Du premier pas, du grand monde, des malheurs.


Ce qu’il y a de plus étonnant dans la passion de l’amour, c’est le premier pas, c’est l’extravagance du changement qui s’opère dans la tête d’un homme.

Le grand monde, avec ses fêtes brillantes, sert l’amour comme favorisant ce premier pas.

Il commence par changer l’admiration simple (n° 1) en admiration tendre (n° 2) : Quel plaisir de lui donner des baisers, etc.

Une valse rapide, dans un salon éclairé de mille bougies, jette dans les jeunes cœurs une ivresse qui éclipse la timidité, augmente la conscience des forces et leur donne enfin l’audace d’aimer. Car voir un objet très aimable ne suffit pas ; au contraire, l’extrême amabilité décourage les âmes tendres, il faut le voir, sinon vous aimant[1], du moins dépouillé de sa majesté.

Qui s’avise de devenir amoureux d’une reine, à moins qu’elle ne fasse des avances[2] ?

Rien n’est donc plus favorable à la naissance de l’amour, que le mélange d’une solitude ennuyeuse et de quelques bals rares et longtemps désirés ; c’est la conduite des bonnes mères de famille qui ont des filles.

Le vrai grand monde tel qu’on le trouvait à la cour de France[3], et qui je crois n’existe plus depuis 1780[4], était peu favorable à l’amour, comme rendant presque impossibles la solitude et le loisir, indispensables pour le travail des cristallisations.

La vie de la cour donne l’habitude de voir et d’exécuter un grand nombre de nuances, et la plus petite nuance peut être le commencement d’une admiration et d’une passion[5].

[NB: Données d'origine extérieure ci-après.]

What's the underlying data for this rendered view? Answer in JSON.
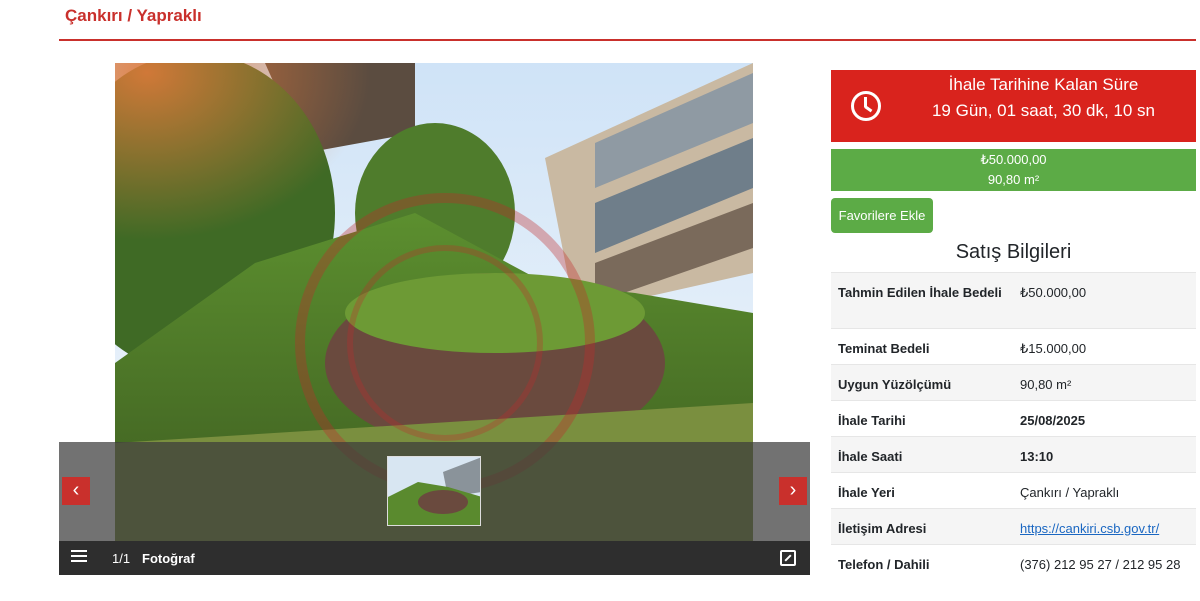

Quand les malheurs propres de l’amour sont mêlés d’autres malheurs (de malheurs de vanité, si votre maîtresse offense votre juste fierté, vos sentiments d’honneur et de dignité personnelle ; de malheurs de santé, d’argent, de persécution politique, etc.), ce n’est qu’en apparence que l’amour est augmenté par ces contretemps ; comme ils occupent à autre chose l’imagination, ils empêchent, dans l’amour espérant, les cristallisations, et, dans l’amour heureux, la naissance des petits doutes. La douceur de l’amour et sa folie reviennent quand ces malheurs ont disparu.

Remarquez que les malheurs favorisent la naissance de l’amour chez les caractères légers ou insensibles ; et qu’après sa naissance, si les malheurs sont antérieurs, ils favorisent l’amour en ce que l’imagination, rebutée des autres circonstances de la vie, qui ne fournissent que des images tristes, se jette tout entière à opérer la cristallisation.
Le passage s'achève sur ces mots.